Holbrooke, special envoy for Afghanistan and Pakistan, told Germany's daily Sueddeutsche Zeitung that international cooperation since the deployment in Afghanistan in 2001 had often been chaotic.
"The issue of responsibilities was difficult. The British were to have dealt with drugs, the Germans with training and the Italians with the justice system," he said, in remarks published in German.
"The whole thing was uncoordinated and did not get us very far. The upshot is that in the ninth year of the war we are starting from scratch."
Look, how many variations can the U.S. play on the Scooby Doo Villain excuse: "we'd have gotten away with it too, if it wasn't for those pesky kids"?
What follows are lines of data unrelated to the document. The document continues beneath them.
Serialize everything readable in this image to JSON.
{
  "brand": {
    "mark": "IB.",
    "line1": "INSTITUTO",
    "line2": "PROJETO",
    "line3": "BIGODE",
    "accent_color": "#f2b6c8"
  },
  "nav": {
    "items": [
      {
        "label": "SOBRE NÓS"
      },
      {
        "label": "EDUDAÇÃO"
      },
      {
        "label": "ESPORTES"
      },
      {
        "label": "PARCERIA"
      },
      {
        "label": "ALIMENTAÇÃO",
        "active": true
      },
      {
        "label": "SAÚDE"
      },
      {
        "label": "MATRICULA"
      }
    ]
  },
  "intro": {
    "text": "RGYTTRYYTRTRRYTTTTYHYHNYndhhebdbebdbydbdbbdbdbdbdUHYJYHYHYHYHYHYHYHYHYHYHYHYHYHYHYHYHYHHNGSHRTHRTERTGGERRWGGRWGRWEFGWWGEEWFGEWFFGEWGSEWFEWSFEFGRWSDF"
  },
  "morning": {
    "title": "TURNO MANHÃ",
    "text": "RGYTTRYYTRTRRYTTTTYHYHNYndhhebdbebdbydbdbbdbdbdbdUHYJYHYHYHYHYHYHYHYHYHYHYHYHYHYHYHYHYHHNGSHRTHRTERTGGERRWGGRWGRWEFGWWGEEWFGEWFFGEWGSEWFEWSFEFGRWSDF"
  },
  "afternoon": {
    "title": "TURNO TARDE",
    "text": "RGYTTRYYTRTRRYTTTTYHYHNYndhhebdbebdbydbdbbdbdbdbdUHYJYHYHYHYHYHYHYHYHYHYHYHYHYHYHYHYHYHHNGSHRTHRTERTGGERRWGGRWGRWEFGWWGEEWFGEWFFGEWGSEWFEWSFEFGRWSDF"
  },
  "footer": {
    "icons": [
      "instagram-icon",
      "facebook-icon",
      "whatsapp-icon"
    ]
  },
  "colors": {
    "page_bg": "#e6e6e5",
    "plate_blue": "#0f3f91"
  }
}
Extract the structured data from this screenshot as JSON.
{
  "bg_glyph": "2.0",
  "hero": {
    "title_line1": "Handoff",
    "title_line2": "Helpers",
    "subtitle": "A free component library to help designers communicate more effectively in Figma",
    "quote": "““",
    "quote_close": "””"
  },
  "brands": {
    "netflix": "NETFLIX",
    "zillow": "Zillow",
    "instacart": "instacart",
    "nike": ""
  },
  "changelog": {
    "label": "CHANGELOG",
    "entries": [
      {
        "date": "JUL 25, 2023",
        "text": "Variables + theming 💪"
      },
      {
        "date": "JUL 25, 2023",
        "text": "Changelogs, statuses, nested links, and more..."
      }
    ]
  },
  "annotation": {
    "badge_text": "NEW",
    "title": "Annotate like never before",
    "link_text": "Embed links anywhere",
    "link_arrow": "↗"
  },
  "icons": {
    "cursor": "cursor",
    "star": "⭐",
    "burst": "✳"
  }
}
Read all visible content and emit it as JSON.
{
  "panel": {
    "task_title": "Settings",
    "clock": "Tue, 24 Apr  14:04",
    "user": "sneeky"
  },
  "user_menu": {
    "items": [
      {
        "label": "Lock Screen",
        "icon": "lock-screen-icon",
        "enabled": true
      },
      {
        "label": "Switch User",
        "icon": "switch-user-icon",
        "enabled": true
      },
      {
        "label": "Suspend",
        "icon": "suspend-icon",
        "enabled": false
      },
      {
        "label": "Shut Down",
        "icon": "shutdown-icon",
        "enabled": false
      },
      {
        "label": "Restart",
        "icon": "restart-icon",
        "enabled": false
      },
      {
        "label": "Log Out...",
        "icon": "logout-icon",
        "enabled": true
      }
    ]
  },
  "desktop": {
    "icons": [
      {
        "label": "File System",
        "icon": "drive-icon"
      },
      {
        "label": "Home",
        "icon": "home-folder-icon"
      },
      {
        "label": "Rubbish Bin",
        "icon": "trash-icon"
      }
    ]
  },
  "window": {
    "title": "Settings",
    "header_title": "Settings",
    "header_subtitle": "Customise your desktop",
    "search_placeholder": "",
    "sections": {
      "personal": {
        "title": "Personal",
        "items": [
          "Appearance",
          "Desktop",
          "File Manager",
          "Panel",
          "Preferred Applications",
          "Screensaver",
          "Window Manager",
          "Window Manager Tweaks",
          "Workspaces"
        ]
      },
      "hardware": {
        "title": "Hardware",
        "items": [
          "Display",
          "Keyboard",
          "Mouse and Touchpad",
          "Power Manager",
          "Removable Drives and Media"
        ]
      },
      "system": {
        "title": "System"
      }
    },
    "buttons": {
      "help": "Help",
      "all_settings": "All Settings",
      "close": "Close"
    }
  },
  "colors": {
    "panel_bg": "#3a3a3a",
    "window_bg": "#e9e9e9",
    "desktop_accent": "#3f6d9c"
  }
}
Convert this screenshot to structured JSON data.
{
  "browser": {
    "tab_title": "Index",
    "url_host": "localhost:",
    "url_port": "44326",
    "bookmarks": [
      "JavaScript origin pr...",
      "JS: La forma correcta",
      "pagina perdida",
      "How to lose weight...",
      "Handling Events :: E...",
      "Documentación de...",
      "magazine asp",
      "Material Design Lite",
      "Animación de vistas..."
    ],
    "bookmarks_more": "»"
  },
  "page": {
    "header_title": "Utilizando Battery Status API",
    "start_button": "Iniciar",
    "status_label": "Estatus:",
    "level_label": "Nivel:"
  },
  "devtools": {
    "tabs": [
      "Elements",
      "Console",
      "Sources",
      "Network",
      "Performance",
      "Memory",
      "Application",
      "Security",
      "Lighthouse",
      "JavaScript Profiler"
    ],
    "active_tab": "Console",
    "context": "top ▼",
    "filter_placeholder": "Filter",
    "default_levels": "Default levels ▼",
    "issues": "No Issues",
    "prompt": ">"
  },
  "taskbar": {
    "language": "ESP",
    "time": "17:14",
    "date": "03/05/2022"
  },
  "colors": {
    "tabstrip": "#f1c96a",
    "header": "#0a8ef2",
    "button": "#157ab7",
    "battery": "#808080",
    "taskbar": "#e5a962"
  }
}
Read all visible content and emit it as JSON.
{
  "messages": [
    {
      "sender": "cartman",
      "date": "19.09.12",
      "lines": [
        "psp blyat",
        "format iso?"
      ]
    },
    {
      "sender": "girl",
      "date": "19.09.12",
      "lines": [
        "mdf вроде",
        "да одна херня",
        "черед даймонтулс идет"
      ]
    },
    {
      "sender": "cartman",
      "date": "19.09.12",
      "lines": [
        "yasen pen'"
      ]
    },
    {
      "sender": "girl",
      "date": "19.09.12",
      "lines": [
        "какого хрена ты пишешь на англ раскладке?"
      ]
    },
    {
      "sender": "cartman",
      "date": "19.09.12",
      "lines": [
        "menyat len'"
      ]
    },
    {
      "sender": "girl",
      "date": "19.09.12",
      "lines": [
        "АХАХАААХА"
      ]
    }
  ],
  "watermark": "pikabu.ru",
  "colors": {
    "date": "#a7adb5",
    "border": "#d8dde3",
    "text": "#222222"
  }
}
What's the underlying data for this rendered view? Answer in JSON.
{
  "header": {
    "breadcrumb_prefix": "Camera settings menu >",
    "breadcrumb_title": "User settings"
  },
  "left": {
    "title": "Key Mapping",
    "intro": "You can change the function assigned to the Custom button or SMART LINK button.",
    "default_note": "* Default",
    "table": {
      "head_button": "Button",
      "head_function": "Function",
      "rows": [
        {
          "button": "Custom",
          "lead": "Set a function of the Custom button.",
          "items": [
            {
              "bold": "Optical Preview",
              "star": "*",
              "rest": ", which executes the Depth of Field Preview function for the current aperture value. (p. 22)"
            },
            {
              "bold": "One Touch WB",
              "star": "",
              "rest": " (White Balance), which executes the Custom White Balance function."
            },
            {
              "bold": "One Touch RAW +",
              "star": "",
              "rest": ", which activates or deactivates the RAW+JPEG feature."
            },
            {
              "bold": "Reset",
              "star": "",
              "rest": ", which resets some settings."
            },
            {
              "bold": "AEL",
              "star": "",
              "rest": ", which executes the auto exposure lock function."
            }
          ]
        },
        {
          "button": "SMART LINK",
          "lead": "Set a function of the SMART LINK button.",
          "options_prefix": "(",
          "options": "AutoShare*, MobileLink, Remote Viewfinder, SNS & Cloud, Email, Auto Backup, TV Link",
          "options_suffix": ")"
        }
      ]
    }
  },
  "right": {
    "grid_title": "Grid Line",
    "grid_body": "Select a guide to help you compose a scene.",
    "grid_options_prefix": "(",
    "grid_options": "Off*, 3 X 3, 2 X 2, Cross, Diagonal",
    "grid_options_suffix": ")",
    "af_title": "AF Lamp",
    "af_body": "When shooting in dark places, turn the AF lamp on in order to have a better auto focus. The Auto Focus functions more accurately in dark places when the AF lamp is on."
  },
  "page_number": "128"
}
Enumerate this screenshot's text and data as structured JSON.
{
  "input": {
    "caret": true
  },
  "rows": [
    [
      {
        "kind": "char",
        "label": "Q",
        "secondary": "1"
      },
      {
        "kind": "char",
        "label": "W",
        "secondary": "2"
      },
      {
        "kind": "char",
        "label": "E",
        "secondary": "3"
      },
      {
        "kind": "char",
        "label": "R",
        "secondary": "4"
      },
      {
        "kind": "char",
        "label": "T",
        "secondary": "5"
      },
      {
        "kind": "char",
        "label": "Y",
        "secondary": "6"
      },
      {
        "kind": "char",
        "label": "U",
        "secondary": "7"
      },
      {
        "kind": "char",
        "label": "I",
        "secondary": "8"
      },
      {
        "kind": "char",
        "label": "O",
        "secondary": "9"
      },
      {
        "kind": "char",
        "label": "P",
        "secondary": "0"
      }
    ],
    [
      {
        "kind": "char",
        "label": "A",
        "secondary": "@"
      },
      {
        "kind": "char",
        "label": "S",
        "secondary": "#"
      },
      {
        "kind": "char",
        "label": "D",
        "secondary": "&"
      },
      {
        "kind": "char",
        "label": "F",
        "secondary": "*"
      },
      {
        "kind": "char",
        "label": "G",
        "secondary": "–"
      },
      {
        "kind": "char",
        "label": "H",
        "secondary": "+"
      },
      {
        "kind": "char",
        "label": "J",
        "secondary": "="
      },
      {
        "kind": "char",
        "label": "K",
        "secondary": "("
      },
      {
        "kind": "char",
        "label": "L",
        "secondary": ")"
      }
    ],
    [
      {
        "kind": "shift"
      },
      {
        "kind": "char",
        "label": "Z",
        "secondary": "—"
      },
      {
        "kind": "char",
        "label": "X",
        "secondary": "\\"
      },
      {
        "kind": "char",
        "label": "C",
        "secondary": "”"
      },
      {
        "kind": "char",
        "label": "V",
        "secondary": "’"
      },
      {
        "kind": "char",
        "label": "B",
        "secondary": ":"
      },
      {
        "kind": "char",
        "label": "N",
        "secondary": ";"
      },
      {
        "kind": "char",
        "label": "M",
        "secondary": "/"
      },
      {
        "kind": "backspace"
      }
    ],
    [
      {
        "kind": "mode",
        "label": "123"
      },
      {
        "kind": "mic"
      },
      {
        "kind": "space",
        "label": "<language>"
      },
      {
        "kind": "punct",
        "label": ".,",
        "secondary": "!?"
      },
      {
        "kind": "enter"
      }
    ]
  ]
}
In both Iraq and Afghanistan we've seen those "pesky kids" that are always upsetting the masterplan identified as, at various times over the last decade: the local governing elite, the insurgents who "won't fight fair" (ditto), the common people who won't acknowledge that America is always right and the allies who made a mess of things.
But in both instances, there was only one nation that decided it would be a good idea to invade, drum up a coalition of the willing to help, parachute in some puppet officials and then set about nation building by occupation.
The folk who came up with the masterplans, the people who were supposed to be doing the co-ordination, were always Americans, in both cases. It'd be nice to see some more recognition of that fact.